Seems a lot all at once. Have these all stolen content, I suppose this isn't know yet?

I run a cam site. There is no content to steal. These IP's were used to submit purchases or attempted purchases with presumably stolen cards. i.e.:

Most were used by more than one "customer" in vastly distant geo locations and were "referred" by the same affiliate. So sure you might have more than one surfer with the same IP but if the all come from the same affiliate then that's too much coincidence, right?

More than half came from the same affiliate, the other half came from another dozen or so and they may have been working together.

I looked at 90 days of data today, ordered not by date but by IP address I got halfway through. Thankfully most of the fraud was failed purchases, and most of it was recent.

thanks for the heads up

Are you allowed to give the affiliates details considering the obvious misdemeanour or worse?

They work through a traffic broker in a double blind setup, I can identify individual streams but not their source or the person responsible. Usually the quality is acceptable, though it does require filtering. Lately it's been a little out of control so I had to do a massive audit, and thought I might help by posting some of the results.

Good luck. Could be the Home Depot dumps. Krebs was talking about dumps being sold. Do you block TOR and common proxy ips?

ok, well thanks a lot! Good luck with today :thumbsup

I had a good number of them blocked, but that has to be updated all the time and sadly, it's been awhile.

Right now my process is effective but time consuming, tedious and hard to be consistent with:

I look for multiple signups or attempted signups on a single IP address and then look to see if it's a shared IP like a cell phone tower, also if the referring affiliates are random that's usually no problem. If it's all the same guy that's another story. And once I know someone is a carder, then every IP they touch is suspicious and so is anyone else who's traffic comes from that IP, and any IP's that THEY use.

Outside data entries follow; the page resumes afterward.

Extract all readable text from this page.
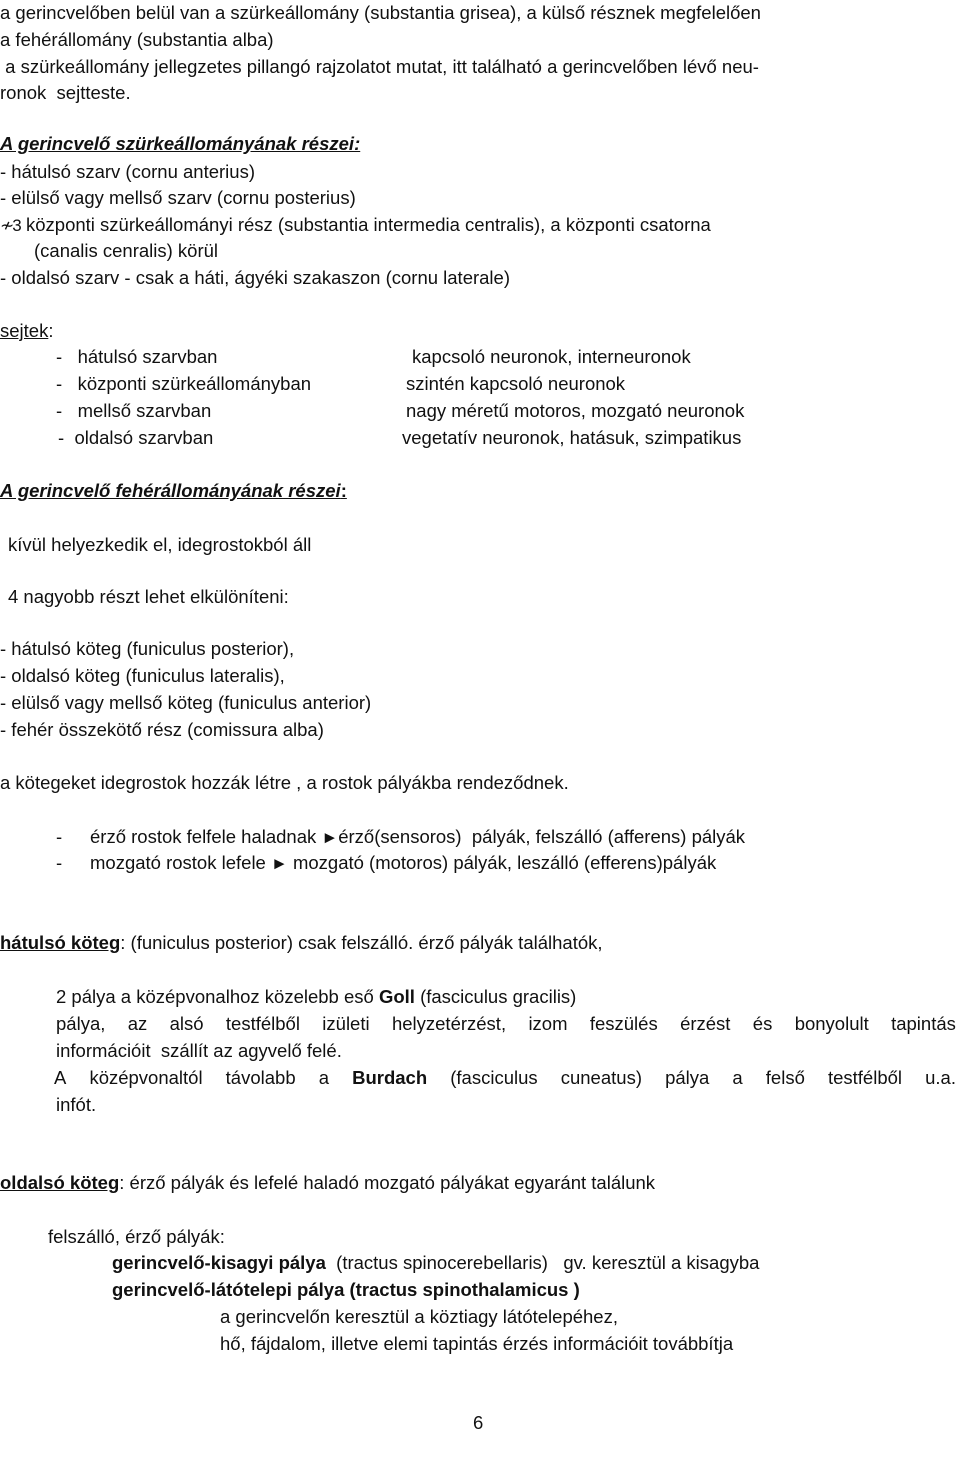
a gerincvelőben belül van a szürkeállomány (substantia grisea), a külső résznek megfelelően
a fehérállomány (substantia alba)
a szürkeállomány jellegzetes pillangó rajzolatot mutat, itt található a gerincvelőben lévő neu-
ronok  sejtteste.
A gerincvelő szürkeállományának részei:
- hátulsó szarv (cornu anterius)
- elülső vagy mellső szarv (cornu posterius)
≁3 központi szürkeállományi rész (substantia intermedia centralis), a központi csatorna
(canalis cenralis) körül
- oldalsó szarv - csak a háti, ágyéki szakaszon (cornu laterale)
sejtek:
-   hátulsó szarvban	kapcsoló neuronok, interneuronok
-   központi szürkeállományban	szintén kapcsoló neuronok
-   mellső szarvban	nagy méretű motoros, mozgató neuronok
-  oldalsó szarvban	vegetatív neuronok, hatásuk, szimpatikus
A gerincvelő fehérállományának részei:
kívül helyezkedik el, idegrostokból áll
4 nagyobb részt lehet elkülöníteni:
- hátulsó köteg (funiculus posterior),
- oldalsó köteg (funiculus lateralis),
- elülső vagy mellső köteg (funiculus anterior)
- fehér összekötő rész (comissura alba)
a kötegeket idegrostok hozzák létre , a rostok pályákba rendeződnek.
- érző rostok felfele haladnak ►érző(sensoros)  pályák, felszálló (afferens) pályák
- mozgató rostok lefele ► mozgató (motoros) pályák, leszálló (efferens)pályák
hátulsó köteg: (funiculus posterior) csak felszálló. érző pályák találhatók,
2 pálya a középvonalhoz közelebb eső Goll (fasciculus gracilis)
pálya, az alsó testfélből izületi helyzetérzést, izom feszülés érzést és bonyolult tapintás
információit  szállít az agyvelő felé.
A középvonaltól távolabb a Burdach (fasciculus cuneatus) pálya a felső testfélből u.a.
infót.
oldalsó köteg: érző pályák és lefelé haladó mozgató pályákat egyaránt találunk
felszálló, érző pályák:
gerincvelő-kisagyi pálya  (tractus spinocerebellaris)   gv. keresztül a kisagyba
gerincvelő-látótelepi pálya (tractus spinothalamicus )
a gerincvelőn keresztül a köztiagy látótelepéhez,
hő, fájdalom, illetve elemi tapintás érzés információit továbbítja
6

All the suspicious IP's get a lookup on Maxmind proxy detection, which is decent but will only catch maybe half or less. Then I look them up on whatismyipaddress.com, which IMO is way better, but limits the amount of queries per IP and there seems to be no way to buy the database. On whatismyipaddress I find many of these IP's are webhosts, where presumably some squid configuration, vpn or other such proxy service is installed. whatismyipaddress also lists recent spam sources, which many proxies do double duty as forum and mail spam sources, but not all.

When detecting fraud, few single indicators give a clear picture, but many taken together bring things into focus.